Caín se sentó al filo de la cama y abrió la cámara delantera del móvil para mostrarle su reflejo. En letras azules decía «Soy un traidor, mírame». Adornado con varias líneas horizontales que terminaban de rayar el resto de su rostro inflamado.
Durante la inconciencia del mayor, Steve le contó los favores que le había estado pidiendo. Recordó las palabras de Maya y quiso saber cuánto valor tenían las cosas que le solicitaba a su nombre. En total, constaba de la identidad falsa, una caja cuyo interior se negó a decirle hasta que llegaran a casa, algo de dinero y la promesa de que no investigaría nada de su pasado. Eso último era parte del contrato y claramente lo había roto.
− ¡Suéltenme! ¿Te crees mucho porque Steve te cubre el culo? A puño limpio no durarías ni tres minutos.
Los dedos de Caín aprisionaron sus mejillas causándole un dolor que lo obligaba a verlo. La sangre le hervía; sintió su rostro deformarse como aquella vez frente al espejo, convirtiéndose en alguien ajeno a él, alguien a quien no podía controlar. Quería ir por la mochila y vaciar el cargador en aquel cuerpo sobre la cama, pero desistió al darse cuenta de que empezaba a considerar las palabras de esa voz en su cabeza.

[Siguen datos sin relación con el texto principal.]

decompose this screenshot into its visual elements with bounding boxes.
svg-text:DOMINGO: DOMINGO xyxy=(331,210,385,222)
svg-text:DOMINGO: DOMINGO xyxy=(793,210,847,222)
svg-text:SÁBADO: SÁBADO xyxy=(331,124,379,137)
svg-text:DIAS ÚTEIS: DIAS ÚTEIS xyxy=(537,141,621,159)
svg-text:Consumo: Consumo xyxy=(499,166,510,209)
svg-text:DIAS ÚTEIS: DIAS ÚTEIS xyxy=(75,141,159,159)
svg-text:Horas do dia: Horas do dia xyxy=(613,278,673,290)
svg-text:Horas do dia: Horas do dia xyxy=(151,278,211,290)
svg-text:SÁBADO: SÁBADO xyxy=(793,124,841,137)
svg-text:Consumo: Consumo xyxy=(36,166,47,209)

−Iba a salir por esa puerta −susurró, elevando el tono poco a poco− Iba a ignorarlo y largarme, pero tenías que hacerte el macho alfa y sacarme de mis casillas, ¿verdad? ¡No soy un maldito cobarde!
Sí lo eres.
−No lo soy −repitió−. Así que tienes dos opciones: Cancelas todas nuestras deudas y te dejo aquí, esposado, hasta que llegue tu servicio de limpieza o escribes tu último deseo en un papelito antes de que te abra el cráneo con una roca.
Soltó su agarre y dejó las llaves de las esposas en una esquina de la habitación, guardando en su bolsillo aquella que abría el candado de la puerta.
−¿Recrearás esa hazaña conmigo? No tienes decencia –insinuó en voz baja, con la misma mirada acusadora que se había intensificado con el paso del tiempo− Deuda cancelada; ahora largo.
−¿Cómo sé que no cambiarás de idea y querrás cobrarme el favorcito más adelante?
−Te lo dije, Richter. Soy hombre de palabra.
Se acercó al borde de la cama, haciéndole una seña a Caruso y este dejó caer sobre la cabeza y cuerpo del mayor el contenido del pequeño basurero. A Dominique le dieron arcadas del asco al notar que se trataba de orina y, según el susurro que le dio Caín antes de irse, estaba combinada con algunos escupitajos suyos porque se había aburrido esperando a que despertase.
«Y la próxima, no tendrás tanta suerte» Pensó, saliendo del departamento con el maletín.